The characterization procedures remain the same but without computing ratios.
The propagation velocity can be computed from both, the time at the maximum pixel intensity or the maximum increase in pixel values. As will be shown, the mean velocity of the calcium wave-front estimated from the maximum gradient is highly correlated to that found using two filters. Maximum intensity in the 380 nm images is not well correlated to wave maximum intensities found with two filters, thus estimations of the mean propagation velocity cannot be done from the time of maximum intensity.
All stages were implemented in C++ language, as external modules for the image processing platform PixInsight (Pleiades Astrophoto S. L., Valencia, Spain). Raw images were stored in an 8-bit TIFF format. Loaded images were transformed to 32-bit floating-point samples, and outputs were stored as 32-bit FITS files to maintain numerical accuracy.
Primary cultures of oviductal ciliated cells
Epithelial cell cultures from rat oviduct were obtained as in . Female adult rats Sprague Dawley (250-300 g) were used. Animals were kept under artificial illumination and controlled temperature (23-25°C) from 6:00 to 21:00 hours. Water and pelleted food were supplied ad libitum. Day 1 of the rat estrous cycle was assessed by the presence of a vaginal plug. On day 1, between 11:00 and 12:00 hours, animals were sacrificed by cervical dislocation after ketamine/Xilacine anesthesia i.p.

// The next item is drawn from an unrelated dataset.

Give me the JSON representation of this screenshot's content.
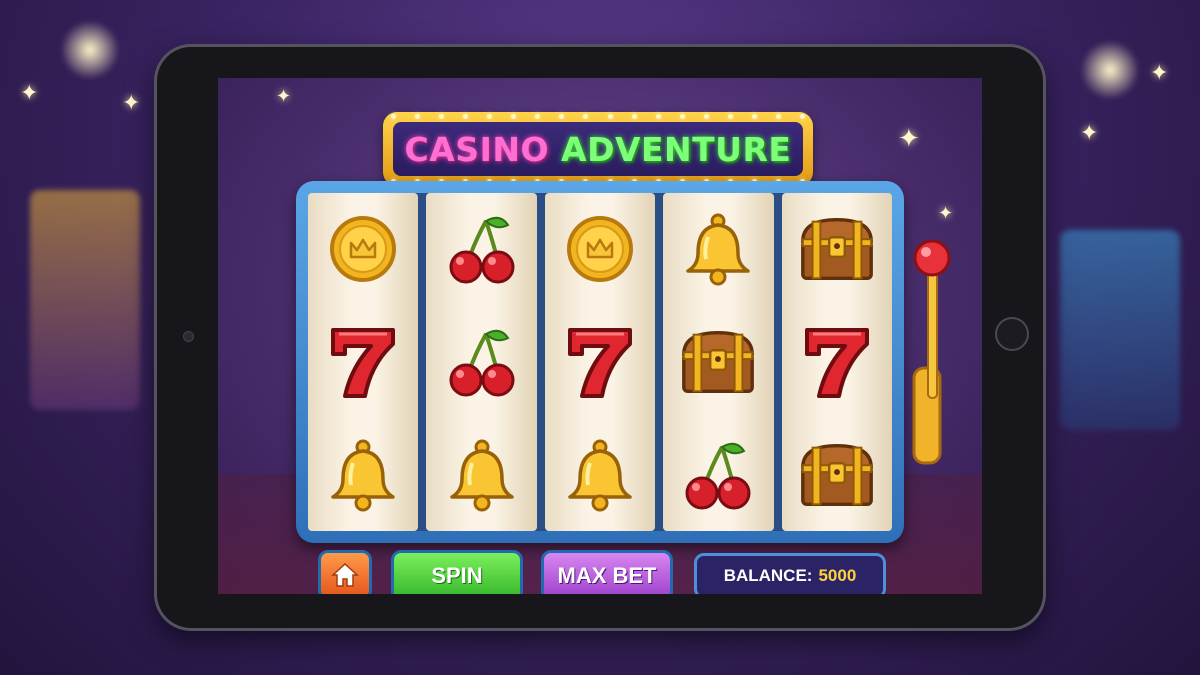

The genital tract was removed and oviducts were placed into Hanks’ solution (Sigma-Aldrich) at pH 7.4. The distal portion of the oviduct (i.e. the fimbria) was mechanically removed with fine forceps. The ciliated epithelium was extracted and transferred to a fresh culture medium. Epithelial explants were placed on 0.1% gelatin-treated coverslips of sealed chambers. The Rose Chambers were perfused with NHS medium containing 10% heat-inactivated horse serum. NHS had the following composition in mM: NaCl 137; KCl 5.09; Na2HPO4 1.14; KH2PO4 0.18; MgCl2 0.923; CaCl2 0.91; NaHCO3 4.07; glucose 21.5 and glutamine 0.2; supplemented with 1.0% vitamins, 1.0% essential amino acids, 1.0% non-essential amino acids, 1.0% pyruvate and antibiotics (0.2 mg/ml neomycin and 0.12 mg/ml penicillin), pH 7.2-7.4 at 37°C. Primary cultures were incubated at 37°C for 5-7 days. When this cell monolayer showed spontaneous ciliary activity, the chambers were opened and the cultures were washed three times with fresh Hanks’ solution before calcium measurements were performed.
These protocols were approved by the Animal Care and Ethics Committee of Pontificia Universidad Catolica de Chile.
Measurement of calcium waves
From manual estimations with a few samples, we observed some differences on the calcium wave propagation when the ciliated epithelium samples were exposed to different hormones . Thus, we decided to perform three kinds of experiments: cultures as described in the previous section, and cultures exposed either to leptin or adiponectin.
Intracellular calcium levels were determined using a spectrofluorometric technique in primary cultures of oviductal epithelial cells as described in , with Fura 2-AM (acetoximetil ester, Invitrogen Molecular Probes, Inc. OR 97402-9132, USA). Intracellular calcium wave propagation velocity was measured in ciliated cell cultures previously incubated with different concentrations of leptin (Recombinant Rat leptin, R&D Systems, Inc., Minneapolis, MN 55413 USA), and adiponectin (Acrp30, R&D System, Inc. Minneapolis, MN 55413 USA) for a period of 48 hours.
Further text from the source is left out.